Cameras, microphones, and concert halls are all devices which mediate the act of performance. Concert halls create a filter which allows music-sound and exterior-image to pass while other-sound and interior-image do not. Cameras and microphones do the exact opposite.
What does it mean, then, to compose and perform interior music that cannot rely on this this filter, which is such a basic premise of live performance?
Is it possible to welcome atmospheric sounds into the fabric of the composition itself? Can I leave space where nobody plays or sings with the understanding the birds outside my studio will fill that silence with song? Or that the birds outside my window will sing alongside birds outside the windows of the other performers in their cities, in their countries, on their continents? Can these sounds create a meaningful imprint of place on a composition?
In live performance, there is a natural lower limit on how softly someone can play or sing before it becomes inaudible to the audience. But instruments and voices produce very beautiful colors of sound as they approach this limit.
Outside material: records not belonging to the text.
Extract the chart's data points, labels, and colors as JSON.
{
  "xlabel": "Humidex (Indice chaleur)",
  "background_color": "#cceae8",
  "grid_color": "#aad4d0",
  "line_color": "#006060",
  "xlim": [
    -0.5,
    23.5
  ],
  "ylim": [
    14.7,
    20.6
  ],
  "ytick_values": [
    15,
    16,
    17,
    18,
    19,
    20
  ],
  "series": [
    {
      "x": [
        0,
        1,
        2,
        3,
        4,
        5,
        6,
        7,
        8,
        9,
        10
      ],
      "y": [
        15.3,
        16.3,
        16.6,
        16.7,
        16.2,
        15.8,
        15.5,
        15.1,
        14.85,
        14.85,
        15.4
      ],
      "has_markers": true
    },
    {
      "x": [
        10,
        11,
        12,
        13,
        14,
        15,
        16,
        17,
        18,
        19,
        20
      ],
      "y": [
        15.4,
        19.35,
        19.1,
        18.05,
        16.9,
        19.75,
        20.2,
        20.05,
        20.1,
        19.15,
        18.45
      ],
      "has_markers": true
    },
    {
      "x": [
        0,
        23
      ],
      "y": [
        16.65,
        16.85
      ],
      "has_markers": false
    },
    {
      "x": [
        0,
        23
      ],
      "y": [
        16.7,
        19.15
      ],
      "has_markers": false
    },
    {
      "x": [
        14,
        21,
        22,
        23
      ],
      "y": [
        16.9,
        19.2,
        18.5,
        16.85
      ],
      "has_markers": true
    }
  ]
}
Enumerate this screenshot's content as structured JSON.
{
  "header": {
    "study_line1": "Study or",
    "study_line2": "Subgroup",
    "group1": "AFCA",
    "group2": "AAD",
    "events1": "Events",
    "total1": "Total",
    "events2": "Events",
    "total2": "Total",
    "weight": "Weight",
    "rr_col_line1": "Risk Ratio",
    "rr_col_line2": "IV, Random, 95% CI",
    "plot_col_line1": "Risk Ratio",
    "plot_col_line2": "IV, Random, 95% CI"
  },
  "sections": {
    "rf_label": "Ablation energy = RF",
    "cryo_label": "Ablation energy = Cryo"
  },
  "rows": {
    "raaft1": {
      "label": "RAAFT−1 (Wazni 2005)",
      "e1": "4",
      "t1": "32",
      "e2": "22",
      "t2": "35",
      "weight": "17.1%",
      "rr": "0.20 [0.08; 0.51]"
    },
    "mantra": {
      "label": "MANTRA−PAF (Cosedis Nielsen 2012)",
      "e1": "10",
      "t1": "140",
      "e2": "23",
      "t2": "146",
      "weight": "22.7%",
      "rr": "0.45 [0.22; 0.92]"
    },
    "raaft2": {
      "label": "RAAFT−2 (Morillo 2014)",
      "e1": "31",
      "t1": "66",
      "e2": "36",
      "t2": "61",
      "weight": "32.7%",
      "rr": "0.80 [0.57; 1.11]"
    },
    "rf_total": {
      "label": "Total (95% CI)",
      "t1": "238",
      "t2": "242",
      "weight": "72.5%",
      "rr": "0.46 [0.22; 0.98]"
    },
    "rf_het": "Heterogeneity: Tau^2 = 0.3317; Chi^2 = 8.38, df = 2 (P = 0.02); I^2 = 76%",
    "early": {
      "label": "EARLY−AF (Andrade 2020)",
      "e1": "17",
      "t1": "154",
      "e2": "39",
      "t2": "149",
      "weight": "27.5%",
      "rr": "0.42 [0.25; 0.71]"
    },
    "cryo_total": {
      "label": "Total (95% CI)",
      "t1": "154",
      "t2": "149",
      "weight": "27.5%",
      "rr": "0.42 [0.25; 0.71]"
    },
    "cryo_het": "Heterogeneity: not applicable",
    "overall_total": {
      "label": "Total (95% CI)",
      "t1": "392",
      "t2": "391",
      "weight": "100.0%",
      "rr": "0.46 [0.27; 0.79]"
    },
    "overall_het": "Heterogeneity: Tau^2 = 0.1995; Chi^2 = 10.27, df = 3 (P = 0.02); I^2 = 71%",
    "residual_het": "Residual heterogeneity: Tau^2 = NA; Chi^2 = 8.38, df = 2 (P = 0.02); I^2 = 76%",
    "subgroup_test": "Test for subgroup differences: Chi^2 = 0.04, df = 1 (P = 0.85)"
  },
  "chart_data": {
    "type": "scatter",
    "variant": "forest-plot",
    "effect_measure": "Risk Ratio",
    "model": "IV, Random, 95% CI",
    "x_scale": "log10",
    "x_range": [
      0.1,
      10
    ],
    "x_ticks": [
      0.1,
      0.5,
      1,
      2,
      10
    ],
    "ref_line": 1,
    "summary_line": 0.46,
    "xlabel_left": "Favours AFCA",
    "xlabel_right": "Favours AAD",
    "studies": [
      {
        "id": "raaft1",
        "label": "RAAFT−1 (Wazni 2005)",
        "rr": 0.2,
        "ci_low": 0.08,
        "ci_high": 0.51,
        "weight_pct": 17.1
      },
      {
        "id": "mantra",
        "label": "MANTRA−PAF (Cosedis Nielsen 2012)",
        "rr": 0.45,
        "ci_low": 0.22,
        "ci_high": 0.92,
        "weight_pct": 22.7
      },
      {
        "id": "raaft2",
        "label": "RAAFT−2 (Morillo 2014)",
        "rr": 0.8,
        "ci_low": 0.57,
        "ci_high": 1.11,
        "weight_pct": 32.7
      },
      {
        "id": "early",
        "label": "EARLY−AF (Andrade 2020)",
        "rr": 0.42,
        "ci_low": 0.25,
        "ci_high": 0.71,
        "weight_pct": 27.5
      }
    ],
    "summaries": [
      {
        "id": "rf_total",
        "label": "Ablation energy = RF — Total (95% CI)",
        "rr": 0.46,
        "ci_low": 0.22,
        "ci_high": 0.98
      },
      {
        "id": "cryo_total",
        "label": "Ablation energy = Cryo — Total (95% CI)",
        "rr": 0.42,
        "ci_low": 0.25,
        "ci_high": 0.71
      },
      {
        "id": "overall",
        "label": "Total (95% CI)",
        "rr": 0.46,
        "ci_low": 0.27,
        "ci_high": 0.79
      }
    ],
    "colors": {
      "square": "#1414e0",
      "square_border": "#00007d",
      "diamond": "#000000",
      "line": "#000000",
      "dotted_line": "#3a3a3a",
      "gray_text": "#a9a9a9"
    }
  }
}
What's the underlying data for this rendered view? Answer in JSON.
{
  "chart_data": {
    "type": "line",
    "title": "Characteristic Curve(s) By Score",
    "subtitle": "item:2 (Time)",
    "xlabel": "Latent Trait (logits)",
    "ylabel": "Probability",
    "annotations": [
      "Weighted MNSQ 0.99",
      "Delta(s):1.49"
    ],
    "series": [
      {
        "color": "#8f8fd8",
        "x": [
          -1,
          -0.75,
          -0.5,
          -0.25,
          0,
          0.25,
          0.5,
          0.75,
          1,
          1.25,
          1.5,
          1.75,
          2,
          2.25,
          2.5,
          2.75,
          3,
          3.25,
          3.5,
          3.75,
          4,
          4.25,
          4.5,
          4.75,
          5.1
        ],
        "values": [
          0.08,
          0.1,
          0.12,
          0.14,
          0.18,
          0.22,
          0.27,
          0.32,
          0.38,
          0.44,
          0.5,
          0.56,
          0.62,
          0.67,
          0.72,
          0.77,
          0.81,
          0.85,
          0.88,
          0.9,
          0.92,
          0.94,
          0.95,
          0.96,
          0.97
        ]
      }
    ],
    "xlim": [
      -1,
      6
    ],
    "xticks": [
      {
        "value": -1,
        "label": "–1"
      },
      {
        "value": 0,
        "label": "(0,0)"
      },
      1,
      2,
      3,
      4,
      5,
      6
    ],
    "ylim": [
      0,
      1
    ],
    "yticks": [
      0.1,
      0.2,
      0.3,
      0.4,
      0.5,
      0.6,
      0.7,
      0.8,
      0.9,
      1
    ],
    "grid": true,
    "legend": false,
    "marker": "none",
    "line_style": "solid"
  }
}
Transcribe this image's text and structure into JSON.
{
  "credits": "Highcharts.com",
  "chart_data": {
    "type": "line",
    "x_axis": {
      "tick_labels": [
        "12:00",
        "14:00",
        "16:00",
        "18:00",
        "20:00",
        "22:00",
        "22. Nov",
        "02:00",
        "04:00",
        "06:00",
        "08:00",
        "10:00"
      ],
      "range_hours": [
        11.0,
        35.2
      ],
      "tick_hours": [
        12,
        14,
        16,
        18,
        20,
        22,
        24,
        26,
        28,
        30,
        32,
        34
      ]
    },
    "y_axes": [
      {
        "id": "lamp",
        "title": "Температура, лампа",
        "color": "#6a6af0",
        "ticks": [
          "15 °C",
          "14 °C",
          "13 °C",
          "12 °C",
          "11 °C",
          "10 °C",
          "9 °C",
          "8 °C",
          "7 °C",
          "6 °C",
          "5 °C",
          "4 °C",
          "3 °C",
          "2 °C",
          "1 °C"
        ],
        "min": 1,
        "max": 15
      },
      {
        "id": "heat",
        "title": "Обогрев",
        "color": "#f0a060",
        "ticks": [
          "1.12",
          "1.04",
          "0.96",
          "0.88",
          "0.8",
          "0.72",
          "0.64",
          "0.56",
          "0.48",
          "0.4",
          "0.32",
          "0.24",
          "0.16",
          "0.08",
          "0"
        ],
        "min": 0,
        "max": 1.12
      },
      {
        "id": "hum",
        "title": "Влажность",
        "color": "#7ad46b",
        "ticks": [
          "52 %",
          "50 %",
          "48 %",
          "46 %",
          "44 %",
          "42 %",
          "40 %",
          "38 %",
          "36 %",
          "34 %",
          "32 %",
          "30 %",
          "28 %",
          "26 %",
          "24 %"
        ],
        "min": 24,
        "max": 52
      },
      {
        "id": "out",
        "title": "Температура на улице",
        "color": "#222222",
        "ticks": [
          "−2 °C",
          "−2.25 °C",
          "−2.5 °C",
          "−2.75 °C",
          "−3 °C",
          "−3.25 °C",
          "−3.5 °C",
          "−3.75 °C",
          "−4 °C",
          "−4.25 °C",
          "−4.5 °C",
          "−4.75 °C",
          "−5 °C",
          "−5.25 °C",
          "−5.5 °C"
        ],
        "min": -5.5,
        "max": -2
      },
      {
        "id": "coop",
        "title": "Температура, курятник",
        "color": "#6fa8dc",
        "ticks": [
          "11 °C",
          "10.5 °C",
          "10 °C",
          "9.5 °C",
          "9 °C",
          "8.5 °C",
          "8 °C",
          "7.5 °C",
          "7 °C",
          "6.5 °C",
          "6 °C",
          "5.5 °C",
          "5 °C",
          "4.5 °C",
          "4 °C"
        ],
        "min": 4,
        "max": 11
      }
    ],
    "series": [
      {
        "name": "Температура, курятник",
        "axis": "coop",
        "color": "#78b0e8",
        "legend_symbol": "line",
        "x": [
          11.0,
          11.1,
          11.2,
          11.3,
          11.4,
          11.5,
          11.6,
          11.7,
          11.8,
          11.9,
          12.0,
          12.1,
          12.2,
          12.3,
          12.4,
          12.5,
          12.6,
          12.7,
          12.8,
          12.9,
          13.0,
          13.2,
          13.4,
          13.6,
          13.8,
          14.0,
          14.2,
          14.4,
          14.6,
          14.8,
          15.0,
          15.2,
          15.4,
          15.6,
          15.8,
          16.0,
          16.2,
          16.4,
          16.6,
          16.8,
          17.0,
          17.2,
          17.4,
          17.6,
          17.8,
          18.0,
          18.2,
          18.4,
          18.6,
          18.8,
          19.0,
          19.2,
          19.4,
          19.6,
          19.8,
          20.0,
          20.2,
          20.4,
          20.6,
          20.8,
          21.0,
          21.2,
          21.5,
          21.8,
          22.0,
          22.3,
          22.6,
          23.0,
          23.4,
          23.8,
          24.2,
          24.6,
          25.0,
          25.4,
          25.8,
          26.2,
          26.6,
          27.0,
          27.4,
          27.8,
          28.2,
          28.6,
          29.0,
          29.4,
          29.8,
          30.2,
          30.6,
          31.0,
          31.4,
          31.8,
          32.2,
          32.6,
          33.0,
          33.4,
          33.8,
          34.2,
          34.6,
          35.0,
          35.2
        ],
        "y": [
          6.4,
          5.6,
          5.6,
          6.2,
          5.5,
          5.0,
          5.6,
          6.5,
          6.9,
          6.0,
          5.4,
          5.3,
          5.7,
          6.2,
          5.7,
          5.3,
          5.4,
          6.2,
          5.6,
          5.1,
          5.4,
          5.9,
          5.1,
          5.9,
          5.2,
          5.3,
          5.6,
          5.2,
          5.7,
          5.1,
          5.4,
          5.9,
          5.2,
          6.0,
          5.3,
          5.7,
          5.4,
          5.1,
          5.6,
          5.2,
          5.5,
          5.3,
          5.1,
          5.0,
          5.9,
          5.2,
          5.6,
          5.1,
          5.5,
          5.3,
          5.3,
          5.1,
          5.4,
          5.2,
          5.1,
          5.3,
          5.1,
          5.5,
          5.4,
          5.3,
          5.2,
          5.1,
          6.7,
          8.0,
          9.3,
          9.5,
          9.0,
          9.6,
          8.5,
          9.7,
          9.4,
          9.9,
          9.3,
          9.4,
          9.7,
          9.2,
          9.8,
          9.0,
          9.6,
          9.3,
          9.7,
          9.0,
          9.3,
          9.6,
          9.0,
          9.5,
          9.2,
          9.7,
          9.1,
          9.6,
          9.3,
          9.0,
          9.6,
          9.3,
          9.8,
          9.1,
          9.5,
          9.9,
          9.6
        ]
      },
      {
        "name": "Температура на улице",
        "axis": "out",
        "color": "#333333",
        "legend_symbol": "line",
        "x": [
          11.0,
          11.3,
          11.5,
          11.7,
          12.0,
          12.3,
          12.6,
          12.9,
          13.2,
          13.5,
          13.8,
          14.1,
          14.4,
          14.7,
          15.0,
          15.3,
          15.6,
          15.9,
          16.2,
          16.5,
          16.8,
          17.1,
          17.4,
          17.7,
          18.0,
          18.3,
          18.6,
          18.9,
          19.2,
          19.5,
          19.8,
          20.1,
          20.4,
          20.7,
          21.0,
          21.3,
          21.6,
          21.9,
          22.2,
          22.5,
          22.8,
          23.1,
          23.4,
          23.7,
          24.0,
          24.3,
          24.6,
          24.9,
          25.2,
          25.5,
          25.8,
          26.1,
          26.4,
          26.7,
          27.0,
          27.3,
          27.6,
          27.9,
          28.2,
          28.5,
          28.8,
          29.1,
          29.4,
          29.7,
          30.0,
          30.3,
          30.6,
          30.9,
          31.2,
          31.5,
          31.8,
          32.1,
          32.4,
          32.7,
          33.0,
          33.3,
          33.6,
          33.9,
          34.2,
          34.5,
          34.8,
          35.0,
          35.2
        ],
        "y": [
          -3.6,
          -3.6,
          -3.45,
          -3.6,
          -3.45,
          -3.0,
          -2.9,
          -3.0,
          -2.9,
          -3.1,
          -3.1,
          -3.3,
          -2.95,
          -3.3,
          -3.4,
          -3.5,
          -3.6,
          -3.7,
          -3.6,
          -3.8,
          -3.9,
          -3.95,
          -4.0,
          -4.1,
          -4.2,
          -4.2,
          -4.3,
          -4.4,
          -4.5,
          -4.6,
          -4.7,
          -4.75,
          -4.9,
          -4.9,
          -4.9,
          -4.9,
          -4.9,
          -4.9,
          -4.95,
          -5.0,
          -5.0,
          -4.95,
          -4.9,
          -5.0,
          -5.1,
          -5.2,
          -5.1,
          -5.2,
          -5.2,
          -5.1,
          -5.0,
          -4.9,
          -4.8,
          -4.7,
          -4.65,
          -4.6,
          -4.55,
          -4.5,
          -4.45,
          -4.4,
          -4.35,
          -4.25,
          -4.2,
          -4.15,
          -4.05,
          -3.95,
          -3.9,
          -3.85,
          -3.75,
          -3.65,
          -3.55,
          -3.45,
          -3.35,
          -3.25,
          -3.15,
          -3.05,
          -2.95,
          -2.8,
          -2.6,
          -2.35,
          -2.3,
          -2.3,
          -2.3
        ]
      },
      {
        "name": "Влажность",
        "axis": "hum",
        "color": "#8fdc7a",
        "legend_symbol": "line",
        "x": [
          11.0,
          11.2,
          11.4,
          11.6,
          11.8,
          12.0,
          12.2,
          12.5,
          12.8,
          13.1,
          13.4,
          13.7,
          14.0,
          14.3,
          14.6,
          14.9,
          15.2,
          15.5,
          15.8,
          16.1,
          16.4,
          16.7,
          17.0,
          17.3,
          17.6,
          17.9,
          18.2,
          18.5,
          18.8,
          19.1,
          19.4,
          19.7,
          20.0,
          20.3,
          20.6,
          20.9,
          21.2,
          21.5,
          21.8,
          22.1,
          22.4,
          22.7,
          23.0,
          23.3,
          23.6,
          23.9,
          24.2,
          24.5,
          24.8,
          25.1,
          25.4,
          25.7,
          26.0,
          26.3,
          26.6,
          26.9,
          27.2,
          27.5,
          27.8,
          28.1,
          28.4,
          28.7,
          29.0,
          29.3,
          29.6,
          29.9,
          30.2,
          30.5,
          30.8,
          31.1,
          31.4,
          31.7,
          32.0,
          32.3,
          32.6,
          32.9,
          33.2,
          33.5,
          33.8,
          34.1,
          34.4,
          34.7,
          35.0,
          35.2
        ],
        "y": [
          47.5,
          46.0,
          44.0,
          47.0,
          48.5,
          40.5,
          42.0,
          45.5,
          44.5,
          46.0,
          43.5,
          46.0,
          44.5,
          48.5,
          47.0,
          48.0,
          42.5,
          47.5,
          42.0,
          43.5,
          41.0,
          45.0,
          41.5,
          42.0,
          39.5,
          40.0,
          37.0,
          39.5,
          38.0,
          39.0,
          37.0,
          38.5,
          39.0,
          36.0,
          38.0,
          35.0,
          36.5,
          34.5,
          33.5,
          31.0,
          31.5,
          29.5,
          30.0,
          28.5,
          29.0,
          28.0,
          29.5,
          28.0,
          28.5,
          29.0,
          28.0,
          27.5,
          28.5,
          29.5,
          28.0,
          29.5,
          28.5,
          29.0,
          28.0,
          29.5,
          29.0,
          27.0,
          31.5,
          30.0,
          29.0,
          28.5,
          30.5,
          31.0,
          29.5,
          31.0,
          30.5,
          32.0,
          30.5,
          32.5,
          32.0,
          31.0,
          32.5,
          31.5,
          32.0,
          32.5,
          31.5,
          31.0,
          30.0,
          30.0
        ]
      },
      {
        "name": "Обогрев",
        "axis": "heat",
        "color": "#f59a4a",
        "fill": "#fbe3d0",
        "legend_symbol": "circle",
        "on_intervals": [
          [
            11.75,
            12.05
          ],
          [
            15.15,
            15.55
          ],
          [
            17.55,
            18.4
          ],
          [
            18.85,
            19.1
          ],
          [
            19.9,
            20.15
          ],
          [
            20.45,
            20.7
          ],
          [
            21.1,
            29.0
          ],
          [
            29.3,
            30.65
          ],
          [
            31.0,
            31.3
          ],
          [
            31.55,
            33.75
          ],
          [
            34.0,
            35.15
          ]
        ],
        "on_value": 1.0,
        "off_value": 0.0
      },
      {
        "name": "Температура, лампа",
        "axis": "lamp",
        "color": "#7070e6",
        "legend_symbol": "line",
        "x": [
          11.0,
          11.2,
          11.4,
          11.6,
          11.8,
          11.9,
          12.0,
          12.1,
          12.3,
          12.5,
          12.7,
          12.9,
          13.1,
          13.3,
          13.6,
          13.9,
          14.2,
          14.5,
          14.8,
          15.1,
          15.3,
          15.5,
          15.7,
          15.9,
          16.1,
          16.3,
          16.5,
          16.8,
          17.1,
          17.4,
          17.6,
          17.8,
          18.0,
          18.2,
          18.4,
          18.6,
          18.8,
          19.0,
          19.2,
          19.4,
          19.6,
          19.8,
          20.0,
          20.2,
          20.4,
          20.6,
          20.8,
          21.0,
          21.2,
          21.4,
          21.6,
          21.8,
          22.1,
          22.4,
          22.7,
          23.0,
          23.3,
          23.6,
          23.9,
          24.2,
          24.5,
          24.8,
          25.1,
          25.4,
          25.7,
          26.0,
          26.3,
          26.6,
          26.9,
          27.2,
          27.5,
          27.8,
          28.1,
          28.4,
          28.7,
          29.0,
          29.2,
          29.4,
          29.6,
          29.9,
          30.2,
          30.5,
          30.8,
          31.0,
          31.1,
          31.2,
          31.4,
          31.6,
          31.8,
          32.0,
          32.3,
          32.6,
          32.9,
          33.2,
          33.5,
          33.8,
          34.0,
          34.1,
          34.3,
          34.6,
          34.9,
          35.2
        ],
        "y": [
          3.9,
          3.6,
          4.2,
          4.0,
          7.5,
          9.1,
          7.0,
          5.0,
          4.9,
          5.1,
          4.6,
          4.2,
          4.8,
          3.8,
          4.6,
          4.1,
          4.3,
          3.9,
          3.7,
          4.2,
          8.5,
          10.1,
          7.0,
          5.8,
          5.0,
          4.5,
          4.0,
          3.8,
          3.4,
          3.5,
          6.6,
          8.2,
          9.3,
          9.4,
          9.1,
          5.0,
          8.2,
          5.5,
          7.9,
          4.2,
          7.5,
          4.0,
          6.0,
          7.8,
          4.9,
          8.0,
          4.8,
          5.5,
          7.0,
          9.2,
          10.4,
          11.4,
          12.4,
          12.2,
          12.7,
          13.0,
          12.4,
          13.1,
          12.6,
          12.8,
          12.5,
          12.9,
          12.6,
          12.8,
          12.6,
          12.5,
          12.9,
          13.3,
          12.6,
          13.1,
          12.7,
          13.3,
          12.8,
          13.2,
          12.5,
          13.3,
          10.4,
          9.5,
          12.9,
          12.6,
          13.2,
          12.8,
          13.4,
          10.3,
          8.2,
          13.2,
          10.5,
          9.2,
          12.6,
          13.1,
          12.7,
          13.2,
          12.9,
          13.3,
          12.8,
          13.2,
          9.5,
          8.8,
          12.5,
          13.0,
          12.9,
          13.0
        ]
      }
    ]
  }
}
Through the microphone, these colors can be captured and then set in balance against other, louder musical elements by a recording engineer. What possibilities emerge when the perennial concert-hall problem of “balance” is made obsolete through recording techniques?
How does it change our frame of reference when a recording is no longer tethered to an imagined concert experience, because the concert experience itself is something we can no longer imagine?